Living in an architect’s house & more work stories

I’ve been writing a lot for work.

I wrote about my house and the architect who built it: Ernie Rose. I’ve been thinking about this story for years and finally had the head space (at home and not in the hectic newsroom) to dedicate to it.

I invited his widow and her son over to the house last year and we had such an intense, fascinating discussion. She showed me old pictures of when the house was built in 1974.

She showed me their Bertoia chairs that I drooled over; how she put plants in the corners; how she could never find the right lamps to fit the design (so it’s not just me!); how Ernie was so particular about the house and the design that they traveled to Europe to find the best dining utensils that would suit the house. That kind of dedication — I can get with it!

The story includes our neighbor’s house which is so similar to ours, but different. I’m fascinated by his style and how he could built a quality home on a budget. It’s a gift.

There’s also an RTD slideshow of Ernie Rose’s houses here.

I’ve also been covering the health and economic impact of COVID-19 where I live since the pandemic began. It is intense work and I have learned so much.

I wrote about a Richmond crisis expert deployed to NYC to help build temporary morgues.

I wrote about frontline workers balancing their jobs & families during a pandemic.

I wrote about how local museums have lost millions, had to lay-off staff amidst the crisis and how the museum experience will change when museums reopen.

I’ve gone out and counted masks to get a picture of how many people in our area are wearing them (about half).

I’ve written about how Richmond restaurants are handling an extra two-week delay on reopening. Some are relieved and didn’t feel ready, others are frustrated about the short notice.

I’ve written about high school seniors missing out on graduation, prom and important rites of passage. “It feels like a bad breakup,” one girl said.

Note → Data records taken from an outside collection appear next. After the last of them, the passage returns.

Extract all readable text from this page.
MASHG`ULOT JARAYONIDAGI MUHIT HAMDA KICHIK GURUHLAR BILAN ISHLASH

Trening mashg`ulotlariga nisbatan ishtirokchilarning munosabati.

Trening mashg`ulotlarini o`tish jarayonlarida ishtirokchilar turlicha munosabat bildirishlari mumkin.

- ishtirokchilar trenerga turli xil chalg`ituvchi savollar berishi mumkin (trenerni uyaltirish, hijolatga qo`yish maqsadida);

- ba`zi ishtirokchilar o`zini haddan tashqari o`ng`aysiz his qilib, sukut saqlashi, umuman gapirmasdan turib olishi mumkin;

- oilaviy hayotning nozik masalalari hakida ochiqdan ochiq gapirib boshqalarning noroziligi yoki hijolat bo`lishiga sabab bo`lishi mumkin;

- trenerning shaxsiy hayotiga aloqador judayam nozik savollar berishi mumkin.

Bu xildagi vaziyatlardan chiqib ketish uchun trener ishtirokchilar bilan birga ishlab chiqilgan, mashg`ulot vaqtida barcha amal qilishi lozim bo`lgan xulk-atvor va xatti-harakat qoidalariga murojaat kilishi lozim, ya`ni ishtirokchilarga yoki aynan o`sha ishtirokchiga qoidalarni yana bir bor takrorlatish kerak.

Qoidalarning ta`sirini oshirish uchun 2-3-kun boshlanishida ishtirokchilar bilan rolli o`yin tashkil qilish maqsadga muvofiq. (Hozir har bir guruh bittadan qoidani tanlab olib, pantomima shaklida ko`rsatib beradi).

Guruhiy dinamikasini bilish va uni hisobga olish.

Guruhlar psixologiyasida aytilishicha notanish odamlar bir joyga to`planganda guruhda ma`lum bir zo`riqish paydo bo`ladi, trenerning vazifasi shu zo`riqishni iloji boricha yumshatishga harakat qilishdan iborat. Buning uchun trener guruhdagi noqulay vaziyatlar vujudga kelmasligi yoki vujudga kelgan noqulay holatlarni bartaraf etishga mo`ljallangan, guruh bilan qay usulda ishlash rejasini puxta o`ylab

And how Richmond parents are struggling to balance work, homeschool and caring for their parents during the coronavirus. “The struggle is real,” one working mom said.

All of these stories are listed under “Latest Projects” on the homepage and under the “Journalism” menu bar.

At the same time, I’ve been homeschooling my kids, shopping and bringing groceries to my mom, visiting with her, sending cards to loved ones, cutting my husband’s hair, cooking and feeding everybody, playing with the kids, trying to exercise (and failing, always) and keep the house clean. It grinds on. But we’re the lucky ones, I know that too.